Throw Everything You Know About Texas Motor Speedway Out The Window
KANNAPOLIS, North Carolina – No. 14 Haas Automation Ford driver for Stewart-Haas Racing (SHR) Clint Bowyer has enjoyed his fair share of success over 22 races in his career at Texas Motor Speedway in Fort Worth. The Emporia, Kansas native has led 85 laps on his way to three top-five finishes and 10 top-10s on the 1.5-mile oval.
Through that experience, it would be expected he knows well the secrets to success in Texas that he’ll apply once again to Sunday’s 500-mile Monster Energy NASCAR Cup race.
But that’s not the case. Just ask Bowyer.
“Whatever has been the key to success is Texas is probably the opposite of what you will want to do this weekend,” Bowyer said with a laugh. “It’s literally a whole new ballgame.”
That’s because a dramatically different racetrack will greet Bowyer and the NASCAR Cup Series drivers when they begin practice Friday.
The track and pit lane underwent a complete repave since the series last visited in November, and turns one and two were re-profiled, altering the configuration of the oval after its second full repave since it opened in 1997. The first time occurred in the summer of 2001 as the speedway had the racing surface repaved with a granite-based asphalt compound from the original limestone-based asphalt.
All racecar drivers dread repaved racetracks. It dramatically increases grip, which usually limits racing to a single groove that makes passing difficult.
“I’m not a fan of repaves,” Bowyer said. “It’s disappointing for everybody, including the tracks, but it was time. Tracks are like a bottle of wine in that they age really well. But, at some point, you pop the cork and drink the wine. After you drink it, the bottle is empty and it’s time for something new.”
One of the reasons for the Texas repaving project was the result of unusually lengthy rain delays that plagued all three NASCAR and IndyCar Series race weekends last year. The aging racing surface made it difficult to dry the track in a timely fashion.
Bowyer applauded Texas track officials.
“I remember being down there last year and thinking we might not get a chance to race on this track,” he said. “They kept pumping, but the water kept seeping up through the cracks and crevices in the racetrack. You can’t have that. You can’t have fans camped out in the infield waiting on something to happen while the sun is out and we can’t get on the track.”
The re-profiling of the speedway reduced the banking in turns one and two by four degrees, decreasing it to 20 degrees. That change added additional racing surface with the width expanding from 60 to 80 feet in that section of the track. The result is a more unique and challenging layout than the previous symmetrical layout of 24 degrees in each turn and racing surface width of 60 feet in those turns.
The changes will prompt a new strategy for Bowyer and his crew chief Mike Bugarewicz-led team that arrives at Texas eighth in the standings as it rides a streak of five consecutive top-13 finishes, including three top-10s.

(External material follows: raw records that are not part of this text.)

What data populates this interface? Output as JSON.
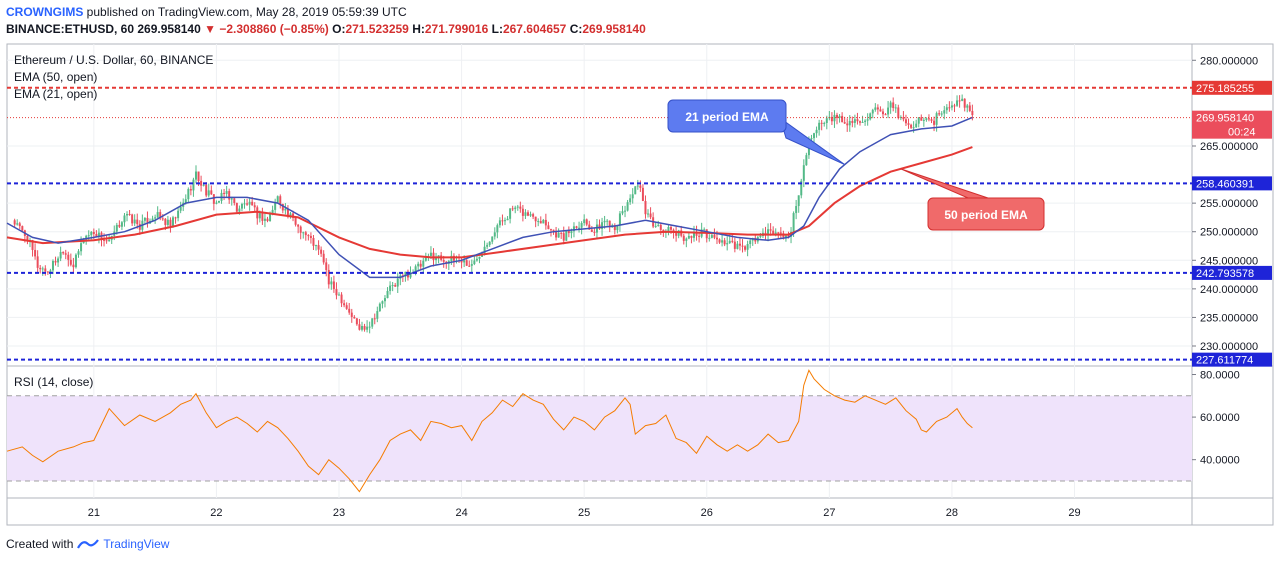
{
  "header": {
    "author": "CROWNGIMS",
    "published_text": "published on TradingView.com, May 28, 2019 05:59:39 UTC",
    "symbol": "BINANCE:ETHUSD, 60",
    "last": "269.958140",
    "change": "−2.308860 (−0.85%)",
    "o_label": "O:",
    "o": "271.523259",
    "h_label": "H:",
    "h": "271.799016",
    "l_label": "L:",
    "l": "267.604657",
    "c_label": "C:",
    "c": "269.958140"
  },
  "legend": {
    "title": "Ethereum / U.S. Dollar, 60, BINANCE",
    "ema50": "EMA (50, open)",
    "ema21": "EMA (21, open)",
    "rsi": "RSI (14, close)"
  },
  "annotations": {
    "ema21_label": "21 period EMA",
    "ema50_label": "50 period EMA"
  },
  "footer": {
    "created_with": "Created with",
    "brand": "TradingView"
  },
  "colors": {
    "up": "#53b987",
    "down": "#eb4d5c",
    "ema21": "#3f51b5",
    "ema50": "#e53935",
    "level_blue": "#1e24d8",
    "level_red": "#e53935",
    "rsi_line": "#f57c00",
    "rsi_band": "#efe3fb",
    "label_blue_bg": "#5d7bf0",
    "label_red_bg": "#f06a6a"
  },
  "chart_data": {
    "type": "candlestick",
    "price_axis": {
      "ylim": [
        226.5,
        282.5
      ],
      "ticks": [
        {
          "v": 280,
          "label": "280.000000"
        },
        {
          "v": 265,
          "label": "265.000000"
        },
        {
          "v": 255,
          "label": "255.000000"
        },
        {
          "v": 250,
          "label": "250.000000"
        },
        {
          "v": 245,
          "label": "245.000000"
        },
        {
          "v": 240,
          "label": "240.000000"
        },
        {
          "v": 235,
          "label": "235.000000"
        },
        {
          "v": 230,
          "label": "230.000000"
        }
      ]
    },
    "levels": [
      {
        "v": 275.185255,
        "label": "275.185255",
        "color": "red"
      },
      {
        "v": 258.460391,
        "label": "258.460391",
        "color": "blue"
      },
      {
        "v": 242.793578,
        "label": "242.793578",
        "color": "blue"
      },
      {
        "v": 227.611774,
        "label": "227.611774",
        "color": "blue"
      }
    ],
    "last_price": {
      "v": 269.95814,
      "label": "269.958140",
      "countdown": "00:24"
    },
    "x_labels": [
      {
        "t": 0,
        "label": "21"
      },
      {
        "t": 24,
        "label": "22"
      },
      {
        "t": 48,
        "label": "23"
      },
      {
        "t": 72,
        "label": "24"
      },
      {
        "t": 96,
        "label": "25"
      },
      {
        "t": 120,
        "label": "26"
      },
      {
        "t": 144,
        "label": "27"
      },
      {
        "t": 168,
        "label": "28"
      },
      {
        "t": 192,
        "label": "29"
      }
    ],
    "x_range": [
      -17,
      215
    ],
    "price_path": [
      [
        -16,
        252
      ],
      [
        -13,
        249
      ],
      [
        -11,
        244
      ],
      [
        -9,
        243
      ],
      [
        -6,
        247
      ],
      [
        -4,
        244
      ],
      [
        -2,
        249
      ],
      [
        0,
        250
      ],
      [
        3,
        248
      ],
      [
        6,
        253
      ],
      [
        9,
        251
      ],
      [
        12,
        253
      ],
      [
        15,
        251
      ],
      [
        17,
        254
      ],
      [
        20,
        260
      ],
      [
        22,
        257
      ],
      [
        24,
        255
      ],
      [
        26,
        257
      ],
      [
        28,
        254
      ],
      [
        30,
        255
      ],
      [
        32,
        253
      ],
      [
        34,
        252
      ],
      [
        36,
        256
      ],
      [
        38,
        253
      ],
      [
        40,
        251
      ],
      [
        43,
        248
      ],
      [
        45,
        245
      ],
      [
        46,
        241
      ],
      [
        48,
        239
      ],
      [
        50,
        236
      ],
      [
        52,
        233
      ],
      [
        54,
        234
      ],
      [
        56,
        237
      ],
      [
        58,
        240
      ],
      [
        60,
        242
      ],
      [
        62,
        243
      ],
      [
        64,
        244
      ],
      [
        66,
        246
      ],
      [
        69,
        245
      ],
      [
        72,
        245
      ],
      [
        74,
        244
      ],
      [
        76,
        247
      ],
      [
        79,
        251
      ],
      [
        82,
        254
      ],
      [
        85,
        253
      ],
      [
        88,
        252
      ],
      [
        90,
        250
      ],
      [
        92,
        249
      ],
      [
        94,
        251
      ],
      [
        96,
        252
      ],
      [
        98,
        250
      ],
      [
        100,
        252
      ],
      [
        102,
        251
      ],
      [
        104,
        254
      ],
      [
        106,
        258
      ],
      [
        107,
        257
      ],
      [
        108,
        253
      ],
      [
        110,
        251
      ],
      [
        113,
        250
      ],
      [
        116,
        249
      ],
      [
        119,
        250
      ],
      [
        121,
        249
      ],
      [
        124,
        248
      ],
      [
        127,
        247
      ],
      [
        130,
        249
      ],
      [
        133,
        250
      ],
      [
        136,
        249
      ],
      [
        138,
        256
      ],
      [
        139,
        262
      ],
      [
        140,
        266
      ],
      [
        141,
        268
      ],
      [
        143,
        269
      ],
      [
        145,
        270
      ],
      [
        148,
        269
      ],
      [
        151,
        270
      ],
      [
        153,
        271
      ],
      [
        155,
        270
      ],
      [
        156,
        272
      ],
      [
        158,
        270
      ],
      [
        160,
        268
      ],
      [
        162,
        270
      ],
      [
        164,
        269
      ],
      [
        166,
        271
      ],
      [
        168,
        272
      ],
      [
        170,
        273
      ],
      [
        171,
        272
      ],
      [
        172,
        270
      ]
    ],
    "rsi_axis": {
      "ylim": [
        22,
        84
      ],
      "ticks": [
        {
          "v": 80,
          "label": "80.0000"
        },
        {
          "v": 60,
          "label": "60.0000"
        },
        {
          "v": 40,
          "label": "40.0000"
        }
      ],
      "band": [
        30,
        70
      ]
    },
    "rsi_path": [
      [
        -17,
        44
      ],
      [
        -14,
        46
      ],
      [
        -12,
        42
      ],
      [
        -10,
        39
      ],
      [
        -7,
        44
      ],
      [
        -4,
        46
      ],
      [
        -2,
        48
      ],
      [
        0,
        49
      ],
      [
        3,
        64
      ],
      [
        6,
        56
      ],
      [
        9,
        61
      ],
      [
        12,
        58
      ],
      [
        15,
        62
      ],
      [
        17,
        66
      ],
      [
        19,
        68
      ],
      [
        20,
        71
      ],
      [
        22,
        62
      ],
      [
        24,
        55
      ],
      [
        26,
        58
      ],
      [
        28,
        60
      ],
      [
        30,
        57
      ],
      [
        32,
        53
      ],
      [
        34,
        58
      ],
      [
        36,
        55
      ],
      [
        38,
        50
      ],
      [
        40,
        44
      ],
      [
        42,
        37
      ],
      [
        44,
        33
      ],
      [
        46,
        40
      ],
      [
        48,
        36
      ],
      [
        50,
        31
      ],
      [
        52,
        25
      ],
      [
        54,
        33
      ],
      [
        56,
        40
      ],
      [
        58,
        49
      ],
      [
        60,
        52
      ],
      [
        62,
        54
      ],
      [
        64,
        49
      ],
      [
        66,
        58
      ],
      [
        68,
        57
      ],
      [
        70,
        55
      ],
      [
        72,
        56
      ],
      [
        74,
        49
      ],
      [
        76,
        58
      ],
      [
        78,
        62
      ],
      [
        80,
        68
      ],
      [
        82,
        65
      ],
      [
        84,
        71
      ],
      [
        86,
        68
      ],
      [
        88,
        66
      ],
      [
        90,
        59
      ],
      [
        92,
        54
      ],
      [
        94,
        60
      ],
      [
        96,
        58
      ],
      [
        98,
        54
      ],
      [
        100,
        60
      ],
      [
        102,
        63
      ],
      [
        104,
        69
      ],
      [
        105,
        66
      ],
      [
        106,
        52
      ],
      [
        108,
        56
      ],
      [
        110,
        57
      ],
      [
        112,
        61
      ],
      [
        114,
        50
      ],
      [
        116,
        48
      ],
      [
        118,
        43
      ],
      [
        120,
        51
      ],
      [
        122,
        47
      ],
      [
        124,
        44
      ],
      [
        126,
        47
      ],
      [
        128,
        44
      ],
      [
        130,
        47
      ],
      [
        132,
        52
      ],
      [
        134,
        48
      ],
      [
        136,
        49
      ],
      [
        138,
        58
      ],
      [
        139,
        75
      ],
      [
        140,
        82
      ],
      [
        141,
        78
      ],
      [
        143,
        73
      ],
      [
        145,
        70
      ],
      [
        147,
        68
      ],
      [
        149,
        67
      ],
      [
        151,
        70
      ],
      [
        153,
        68
      ],
      [
        155,
        66
      ],
      [
        157,
        69
      ],
      [
        159,
        63
      ],
      [
        161,
        59
      ],
      [
        162,
        54
      ],
      [
        163,
        53
      ],
      [
        165,
        58
      ],
      [
        167,
        60
      ],
      [
        169,
        64
      ],
      [
        170,
        60
      ],
      [
        171,
        57
      ],
      [
        172,
        55
      ]
    ],
    "ema21_path": [
      [
        -17,
        251.5
      ],
      [
        -12,
        249
      ],
      [
        -7,
        248
      ],
      [
        0,
        249
      ],
      [
        6,
        250
      ],
      [
        12,
        252
      ],
      [
        18,
        255
      ],
      [
        24,
        256
      ],
      [
        30,
        256
      ],
      [
        36,
        255
      ],
      [
        42,
        252
      ],
      [
        48,
        246
      ],
      [
        54,
        242
      ],
      [
        60,
        242
      ],
      [
        66,
        244
      ],
      [
        72,
        245
      ],
      [
        78,
        247
      ],
      [
        84,
        249
      ],
      [
        90,
        250
      ],
      [
        96,
        250.5
      ],
      [
        102,
        251
      ],
      [
        108,
        252
      ],
      [
        114,
        251
      ],
      [
        120,
        250
      ],
      [
        126,
        249
      ],
      [
        132,
        248.5
      ],
      [
        136,
        249
      ],
      [
        139,
        251
      ],
      [
        142,
        256
      ],
      [
        146,
        261
      ],
      [
        150,
        264
      ],
      [
        156,
        267
      ],
      [
        162,
        268
      ],
      [
        168,
        268.5
      ],
      [
        172,
        270
      ]
    ],
    "ema50_path": [
      [
        -17,
        249
      ],
      [
        -10,
        248
      ],
      [
        0,
        248.5
      ],
      [
        8,
        249.5
      ],
      [
        16,
        251
      ],
      [
        24,
        253
      ],
      [
        32,
        253.5
      ],
      [
        40,
        252.5
      ],
      [
        48,
        249
      ],
      [
        54,
        247
      ],
      [
        60,
        246
      ],
      [
        66,
        245.5
      ],
      [
        72,
        245.5
      ],
      [
        80,
        246.5
      ],
      [
        88,
        247.5
      ],
      [
        96,
        248.5
      ],
      [
        104,
        249.5
      ],
      [
        112,
        250
      ],
      [
        120,
        249.8
      ],
      [
        128,
        249.5
      ],
      [
        136,
        249.5
      ],
      [
        140,
        251
      ],
      [
        145,
        255
      ],
      [
        150,
        258
      ],
      [
        156,
        260.5
      ],
      [
        162,
        262
      ],
      [
        168,
        263.5
      ],
      [
        172,
        264.8
      ]
    ]
  }
}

“In years past, it’s been tire management and finding a groove where you can work, but I really do think that will be all thrown out the window,” Bowyer said. “Now, you will probably need to find the shortest way around the track, which means riding around the bottom will be the fastest way around.”
CLINT BOWYER, Driver of the No. 14 Haas Automation Fusion for Stewart-Haas Racing:
What are the new secrets to success on the newly repaved Texas Motor Speedway?
“For Texas it’s all about having the sheer speed. On those 1.5-mile tracks, you have to have a car that unloads fast. You can be a little bit tight or a little bit loose but, if that car isn’t making grip, making downforce and having the speed on the racetrack, then you are going to struggle. Unloading a fast hot rod right off the truck is going to be so important because you are going to have to qualify well and have that track position to be a contender.”